Unnecessary use of antibiotics leads to bacterial resistance making it hard to treat infections like tuberculosis and gonorrhea.

Renewed warning about antibiotic overuse in Newfoundland

The over prescription of antibiotics is a danger around the world but is of particular concern in Canada’s eastern-most province of Newfoundland and Labrador. Health Minister John Haggie recently said the overuse of this class of drugs could lead to bacterial resistance and a wave of deaths by common infection as was common in the 1920s. These infections could become the leading cause of death, he added

It’s estimated that up to half the antibiotic prescriptions written in Canada every year are unnecessary. (Shutterstock)


Some infections now hard to treat

A 2016 study found that Newfoundland and Labrador uses antibiotics twice as much for every person as do other provinces. In Canada as a whole, over 25 million prescriptions are written every year, 30-50 per cent of which are estimated to be unnecessary, according to Choosing Wisely Canada, a campaign fighting against unnecessary treatments.

The campaign lists a growing number of infections that are becoming more difficult or impossible to treat as antibiotics become less effective. They include tuberculosis, gonorrhea and bacteria that cause pneumonia and urinary tract infections.

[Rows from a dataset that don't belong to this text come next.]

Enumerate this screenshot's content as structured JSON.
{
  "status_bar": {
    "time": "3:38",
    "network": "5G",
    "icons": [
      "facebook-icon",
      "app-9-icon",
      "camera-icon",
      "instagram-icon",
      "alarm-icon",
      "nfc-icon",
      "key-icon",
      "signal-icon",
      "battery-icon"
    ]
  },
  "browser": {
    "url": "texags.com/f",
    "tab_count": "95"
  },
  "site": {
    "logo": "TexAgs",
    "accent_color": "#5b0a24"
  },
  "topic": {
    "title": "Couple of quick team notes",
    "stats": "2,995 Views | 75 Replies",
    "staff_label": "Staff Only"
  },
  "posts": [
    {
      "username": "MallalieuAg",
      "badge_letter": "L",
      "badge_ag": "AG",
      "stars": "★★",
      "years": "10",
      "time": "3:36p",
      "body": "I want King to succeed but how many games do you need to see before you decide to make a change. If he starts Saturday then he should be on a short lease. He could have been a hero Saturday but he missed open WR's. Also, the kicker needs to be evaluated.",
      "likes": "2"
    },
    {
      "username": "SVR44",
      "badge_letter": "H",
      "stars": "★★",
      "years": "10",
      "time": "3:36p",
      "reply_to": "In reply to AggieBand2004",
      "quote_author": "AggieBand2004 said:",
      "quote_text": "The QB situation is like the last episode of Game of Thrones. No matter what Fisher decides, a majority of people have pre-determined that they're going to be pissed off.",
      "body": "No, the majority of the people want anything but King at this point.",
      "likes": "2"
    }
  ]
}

 ‘One of the biggest threats to global health’

Choosing Wisely Canada lists 20 recommendations for judicious use of antibiotics on its website designed for patients and health practitioners. For example, it notes that antibiotics are useless and should never be prescribed for the treatment of a virus. People often demand the drugs when they have a cold or a cough caused by a virus.

The issue of antibiotic over prescription and drug resistance will be rdiscussed at a meeting of Canadian health care groups and hospitals on June 4 and 5, 2018 before they raise it at the G7 meeting in Canada a few days later. The World Health Organization says antibiotic resistance is one of the biggest threats to global health, food security, and development today.